NCM 2021: Detecting SARS-CoV-2 and other pathogens in aerosols at wastewater treatment plants


Hugh explained that wastewater is ‘a catalogue of pathogens present in human populations served by a given wastewater system’. The UC Davis wastewater treatment facility is ‘an interesting case’, as it receives wastewater from diverse sources, so it is quite biologically complex. In their research, Hugh’s team aimed to detect SARS-CoV-2 bioaerosols generated by primary wastewater aeration (now published in the Chemosphere journal). Hugh highlighted that there is a need for comprehensive monitoring for the potential appearance of new pathogens, to protect ourselves from pandemics that are ‘inevitably in our future’. To this end, they aimed to evaluate nucleic acid sequencing of the wastewater aerobiome for pathogen surveillance. The team collected aerosol samples, at a rate of 200 L/minute, for 24 hours a day over 4 consecutive days; the sample was split for RNA and DNA extraction, and DNA, direct RNA, and cDNA nanopore sequencing.
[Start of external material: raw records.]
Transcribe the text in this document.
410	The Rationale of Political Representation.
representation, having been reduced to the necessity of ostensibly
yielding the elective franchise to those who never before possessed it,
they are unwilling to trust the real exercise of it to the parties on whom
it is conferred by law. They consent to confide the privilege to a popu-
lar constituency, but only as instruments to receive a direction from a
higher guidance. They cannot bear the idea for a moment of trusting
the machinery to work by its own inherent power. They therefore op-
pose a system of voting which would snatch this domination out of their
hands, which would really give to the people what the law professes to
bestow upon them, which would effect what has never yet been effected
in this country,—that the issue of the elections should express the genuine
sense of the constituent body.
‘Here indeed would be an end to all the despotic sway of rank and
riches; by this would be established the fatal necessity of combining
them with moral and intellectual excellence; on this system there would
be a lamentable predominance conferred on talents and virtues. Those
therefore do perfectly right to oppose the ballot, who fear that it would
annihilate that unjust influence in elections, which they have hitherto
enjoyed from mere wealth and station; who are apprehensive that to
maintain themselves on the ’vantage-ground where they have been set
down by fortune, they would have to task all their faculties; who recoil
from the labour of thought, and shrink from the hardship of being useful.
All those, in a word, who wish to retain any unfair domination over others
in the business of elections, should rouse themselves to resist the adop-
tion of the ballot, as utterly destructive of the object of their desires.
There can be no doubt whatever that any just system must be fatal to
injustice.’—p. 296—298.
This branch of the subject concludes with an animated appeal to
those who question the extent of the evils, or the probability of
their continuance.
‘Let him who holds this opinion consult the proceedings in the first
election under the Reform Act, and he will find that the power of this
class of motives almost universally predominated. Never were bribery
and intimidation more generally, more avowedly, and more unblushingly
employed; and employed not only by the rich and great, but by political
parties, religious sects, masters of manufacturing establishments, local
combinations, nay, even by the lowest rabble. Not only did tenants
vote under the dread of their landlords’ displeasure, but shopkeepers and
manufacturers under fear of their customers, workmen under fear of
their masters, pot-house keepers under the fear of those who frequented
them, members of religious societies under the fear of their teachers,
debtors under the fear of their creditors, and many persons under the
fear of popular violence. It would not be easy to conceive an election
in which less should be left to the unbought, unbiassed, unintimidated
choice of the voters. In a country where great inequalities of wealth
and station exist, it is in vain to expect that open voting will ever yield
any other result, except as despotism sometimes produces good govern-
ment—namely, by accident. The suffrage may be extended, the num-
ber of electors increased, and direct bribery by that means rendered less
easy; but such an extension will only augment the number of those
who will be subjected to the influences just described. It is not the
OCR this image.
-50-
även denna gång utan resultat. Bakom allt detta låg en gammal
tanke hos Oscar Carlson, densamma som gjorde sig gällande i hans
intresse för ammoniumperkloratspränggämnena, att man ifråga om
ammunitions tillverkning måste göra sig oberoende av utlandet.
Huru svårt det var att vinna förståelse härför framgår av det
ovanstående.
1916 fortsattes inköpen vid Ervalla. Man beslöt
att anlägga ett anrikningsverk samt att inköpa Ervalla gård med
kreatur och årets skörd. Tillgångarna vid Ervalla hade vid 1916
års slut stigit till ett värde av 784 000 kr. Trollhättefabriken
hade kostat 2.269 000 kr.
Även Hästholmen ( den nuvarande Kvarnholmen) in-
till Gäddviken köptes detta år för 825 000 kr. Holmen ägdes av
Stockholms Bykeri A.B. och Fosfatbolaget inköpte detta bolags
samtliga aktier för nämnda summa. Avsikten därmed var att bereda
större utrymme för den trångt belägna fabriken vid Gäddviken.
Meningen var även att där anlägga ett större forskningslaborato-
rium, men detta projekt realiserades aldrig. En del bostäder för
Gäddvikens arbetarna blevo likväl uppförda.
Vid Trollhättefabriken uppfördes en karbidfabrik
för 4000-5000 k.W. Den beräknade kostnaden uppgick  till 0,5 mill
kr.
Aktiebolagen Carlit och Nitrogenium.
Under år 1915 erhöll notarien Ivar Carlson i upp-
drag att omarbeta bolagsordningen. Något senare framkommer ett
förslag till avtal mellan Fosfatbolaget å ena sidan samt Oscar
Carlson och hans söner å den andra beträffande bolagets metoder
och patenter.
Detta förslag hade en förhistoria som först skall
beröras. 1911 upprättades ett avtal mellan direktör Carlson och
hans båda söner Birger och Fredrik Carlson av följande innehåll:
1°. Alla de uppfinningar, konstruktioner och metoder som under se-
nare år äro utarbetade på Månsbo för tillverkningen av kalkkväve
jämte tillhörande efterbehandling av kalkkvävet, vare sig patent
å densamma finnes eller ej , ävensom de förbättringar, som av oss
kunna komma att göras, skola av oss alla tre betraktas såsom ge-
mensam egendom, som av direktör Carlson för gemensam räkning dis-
A range of software tools were used for their analyses, including Shasta (assembly), minimap2 (alignment), Kraken2 (classification), and the ARTIC v3 and Midnight pipelines (SARS-CoV-2 genome analysis). Overall, ~92% of classified DNA reads were classed as bacteria, ~7.5% as human, ~0.3% as fungi, and ~0.1% as viral. Hugh concluded that SARS-CoV-2 nucleic acids were found in aerosols generated at wastewater treatment plants, and that their methods of air sampling and nucleic acid extraction provided intact genetic material at sufficient quantities for detailed sample analyses. Hugh closed with the question: can this approach be a surveillance method for agnostic detection of new pathogens?